A Police Scotland spokesperson said: “COPFS asked Police Scotland to investigate a number of deaths at Queen Elizabeth University Hospital campus, Glasgow.

“Police Scotland has submitted a report to COPFS. As this investigation remains ongoing, it would be inappropriate to comment further.”

A spokesperson for NHSGGC said: “We can confirm that we are continuing to support this investigation.”

The public inquiry was ordered in 2019, four years after the £840m Queen Elizabeth University Hospital campus opened.

It came after concerns about patient safety, prompted by a number of deaths and high levels of infection at the campus.

The inquiry looked at the Royal Hospital for Children in particular where immune-compromised young people were being treated for blood disorders and cancer.

Among the patients who died was 10-year-old Milly Main, who acquired an infection while in remission for leukaemia, and 84 children were infected.

The inquiry, which looked at the design, build, commissioning and maintenance of the hospital and their impact on patient safety, heard from 186 witnesses.

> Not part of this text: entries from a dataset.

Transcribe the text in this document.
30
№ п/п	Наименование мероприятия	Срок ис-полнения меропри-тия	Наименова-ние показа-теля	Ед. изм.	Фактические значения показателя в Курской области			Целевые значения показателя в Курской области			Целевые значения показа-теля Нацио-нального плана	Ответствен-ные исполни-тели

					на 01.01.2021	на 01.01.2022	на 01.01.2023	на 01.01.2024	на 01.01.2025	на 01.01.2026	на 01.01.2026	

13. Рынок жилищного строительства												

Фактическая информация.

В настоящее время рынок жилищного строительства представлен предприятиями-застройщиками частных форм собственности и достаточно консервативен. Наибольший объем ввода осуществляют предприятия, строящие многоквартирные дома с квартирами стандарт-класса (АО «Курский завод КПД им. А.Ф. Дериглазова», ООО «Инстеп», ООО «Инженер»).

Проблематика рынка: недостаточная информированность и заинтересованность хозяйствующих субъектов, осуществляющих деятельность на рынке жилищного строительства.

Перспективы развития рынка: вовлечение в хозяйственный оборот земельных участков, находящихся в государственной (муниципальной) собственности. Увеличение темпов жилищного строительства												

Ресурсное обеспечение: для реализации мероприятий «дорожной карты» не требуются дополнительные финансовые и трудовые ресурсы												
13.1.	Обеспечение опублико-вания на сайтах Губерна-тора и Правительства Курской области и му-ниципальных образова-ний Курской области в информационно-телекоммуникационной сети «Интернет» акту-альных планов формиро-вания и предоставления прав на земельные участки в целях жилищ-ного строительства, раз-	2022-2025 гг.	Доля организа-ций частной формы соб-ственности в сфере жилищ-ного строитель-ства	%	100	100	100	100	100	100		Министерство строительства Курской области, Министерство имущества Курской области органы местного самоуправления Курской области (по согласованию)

Throughout the inquiry, NHS Greater Glasgow and Clyde (NHSGCC) insisted bacteria in the water supply was not to blame for the infections.

Then in a U-turn earlier this month, it said there was a connection “on the balance of probabilities”.

During the final day of evidence on Friday, the inquiry’s senior counsel Fred Mackintosh KC said NHSGGC’s initial denials and delayed acceptance of infection problems had “severely impacted” the work of the inquiry.

He also said senior managers had shown a “wilful blindness” to issues with the QEUH building.

‘Pressure’ to open early

In its closing submission to the public inquiry, the health board also admitted the hospital opened before it was ready, and that there was “pressure” to deliver the project on time.

Opposition MSPs have claimed to John Swinney that there was political pressure to open the hospital early – though he and Nicola Sturgeon, who was first minister at the time the hospital opened, have emphatically denied this.

The health board clarified on Saturday evening that the pressure it had referred to in its inquiry submission was internal.

Scottish Labour leader Anas Sarwar said the inquiry had not examined the “political decision-making” around the opening of the hospital.

He told the : “Those that are responsible should be held to account because this is simply unforgiveable.

“I don’t say this lightly but at the very least this is negligence. I think this is criminal incompetence.

“I think there’s something rotten at the core, both in terms of the health board management and officials and also ministers.”